In 33 patients (21%), an opposite imaging study was performed during the same hospitalization. Of the 8 patients who had undergone US followed by CT, the CT changed the US-negative diagnosis in 3 cases, of which 1 case required surgery for emergent appendicitis. Of 25 patients who underwent CT first, subsequent US changed the diagnosis in 1 case and was considered by investigators to better reflect the diagnosis in 5 cases.

"A limited number of patients had both a CT and US if there was still a clinical question after the first imaging modality," Dr. Hastreiter said. "Similar to the findings of another paper presented at ARRS, we found that CT after US was more beneficial than US after CT."

Surgery was required in 21 patients at 0 to 220 days after presentation; the sensitivity and positive predictive value of CT and US for surgery were above 0.80, and the specificity and negative predictive value were greater than 0.97.

"The high positivity of the studies suggests that our clinicians are doing well in deciding which patients require imaging, and that CT and US are helpful in determining the diagnoses," Dr. Hastreiter pointed out.
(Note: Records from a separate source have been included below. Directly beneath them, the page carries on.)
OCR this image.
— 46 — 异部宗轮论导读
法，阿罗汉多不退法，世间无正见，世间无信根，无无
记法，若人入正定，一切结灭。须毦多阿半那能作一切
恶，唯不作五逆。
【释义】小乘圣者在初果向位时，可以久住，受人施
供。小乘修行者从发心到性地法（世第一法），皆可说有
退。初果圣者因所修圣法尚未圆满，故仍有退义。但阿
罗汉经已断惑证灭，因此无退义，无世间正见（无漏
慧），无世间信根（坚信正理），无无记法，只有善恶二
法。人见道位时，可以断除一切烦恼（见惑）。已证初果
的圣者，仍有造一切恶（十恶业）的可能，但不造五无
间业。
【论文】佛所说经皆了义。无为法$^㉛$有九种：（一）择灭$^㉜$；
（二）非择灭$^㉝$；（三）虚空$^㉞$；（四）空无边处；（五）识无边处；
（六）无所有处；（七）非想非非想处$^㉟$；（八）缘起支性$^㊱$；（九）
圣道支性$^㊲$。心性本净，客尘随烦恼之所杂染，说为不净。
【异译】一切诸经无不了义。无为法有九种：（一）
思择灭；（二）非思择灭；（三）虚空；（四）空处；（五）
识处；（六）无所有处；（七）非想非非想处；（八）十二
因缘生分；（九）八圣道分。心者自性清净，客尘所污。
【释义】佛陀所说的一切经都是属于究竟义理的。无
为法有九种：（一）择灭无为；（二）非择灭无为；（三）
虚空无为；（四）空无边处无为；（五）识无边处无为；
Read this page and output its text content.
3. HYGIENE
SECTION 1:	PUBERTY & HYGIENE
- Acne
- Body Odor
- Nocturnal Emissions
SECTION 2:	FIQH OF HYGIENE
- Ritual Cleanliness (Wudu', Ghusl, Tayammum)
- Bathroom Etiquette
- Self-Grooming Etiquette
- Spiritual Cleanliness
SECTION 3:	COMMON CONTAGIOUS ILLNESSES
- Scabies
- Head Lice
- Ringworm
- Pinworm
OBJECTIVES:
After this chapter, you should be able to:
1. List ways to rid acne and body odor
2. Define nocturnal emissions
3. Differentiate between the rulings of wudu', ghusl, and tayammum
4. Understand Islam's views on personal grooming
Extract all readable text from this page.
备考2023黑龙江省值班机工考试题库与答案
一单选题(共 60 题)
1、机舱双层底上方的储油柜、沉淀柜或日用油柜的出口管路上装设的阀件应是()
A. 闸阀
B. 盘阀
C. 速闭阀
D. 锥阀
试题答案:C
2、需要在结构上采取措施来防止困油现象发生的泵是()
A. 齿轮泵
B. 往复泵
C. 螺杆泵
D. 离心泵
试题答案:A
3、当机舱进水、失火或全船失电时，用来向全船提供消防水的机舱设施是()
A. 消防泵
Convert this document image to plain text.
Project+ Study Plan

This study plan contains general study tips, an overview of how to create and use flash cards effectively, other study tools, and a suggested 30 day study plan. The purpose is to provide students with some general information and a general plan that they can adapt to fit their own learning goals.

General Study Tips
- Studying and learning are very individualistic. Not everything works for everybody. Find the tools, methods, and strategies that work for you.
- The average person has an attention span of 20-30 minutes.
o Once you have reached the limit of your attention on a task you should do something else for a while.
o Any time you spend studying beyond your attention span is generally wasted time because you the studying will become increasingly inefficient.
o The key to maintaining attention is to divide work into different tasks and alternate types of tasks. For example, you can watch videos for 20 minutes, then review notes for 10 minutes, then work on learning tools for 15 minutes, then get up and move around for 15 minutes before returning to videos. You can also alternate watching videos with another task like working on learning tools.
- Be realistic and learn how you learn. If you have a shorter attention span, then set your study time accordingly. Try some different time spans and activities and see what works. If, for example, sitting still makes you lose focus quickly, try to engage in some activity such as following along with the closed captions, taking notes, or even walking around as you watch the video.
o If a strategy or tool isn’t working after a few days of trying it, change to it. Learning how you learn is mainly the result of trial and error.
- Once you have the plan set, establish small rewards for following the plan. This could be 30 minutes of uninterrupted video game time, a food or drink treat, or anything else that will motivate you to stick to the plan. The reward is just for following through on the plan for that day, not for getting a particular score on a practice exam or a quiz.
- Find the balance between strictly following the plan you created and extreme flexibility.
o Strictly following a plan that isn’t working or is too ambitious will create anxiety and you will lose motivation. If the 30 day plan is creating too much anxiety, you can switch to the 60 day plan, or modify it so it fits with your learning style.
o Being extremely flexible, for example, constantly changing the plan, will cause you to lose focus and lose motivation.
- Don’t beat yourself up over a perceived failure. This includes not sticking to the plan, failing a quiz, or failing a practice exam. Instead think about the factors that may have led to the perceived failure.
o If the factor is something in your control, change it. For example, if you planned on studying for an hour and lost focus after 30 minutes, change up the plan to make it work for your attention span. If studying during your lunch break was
Because of the small study sample size, it remains unclear whether either method is more effective than the other for achieving diagnoses, Dr. Hastreiter said. "We would encourage other institutions to publish their experience with CT vs US for acute pelvic pain to better answer this question."

Dr. Hastreiter advises clinicians to consider the need for imaging studies in patients presenting with acute pelvic pain. Because simple urinary tract infections and uncomplicated pelvic inflammatory disease often have normal imaging, laboratory tests and clinical history may be more effective for diagnosing these conditions.

In patients for whom imaging is indicated, the method chosen should reflect the suspected diagnosis. "Although US is often ordered because it poses no radiation risk to the patient, CT is generally believed better for patients with suspected appendicitis, suspected urinary stones, known malignancy, and suspected postsurgical complications," Dr. Hastreiter observed.

"In addition, emergency room physicians, gynecologists, and radiologists need to become more confident in the diagnosis of gynecologic conditions on CT, if a patient happens to get that study," Dr. Hastreiter added, noting that there is increasing evidence of diminished added value in the immediate term in performing US if CT demonstrates gynecologic findings.

"Finally, most physicians know that appendicitis can be missed on pelvic ultrasound, so if appendicitis is still a consideration after a negative US, CT should be performed," Dr. Hastreiter concluded.

The authors report no relevant financial relationships.

ARRS 2006 Annual Meeting: Abstract 13. Presented May 1, 2006.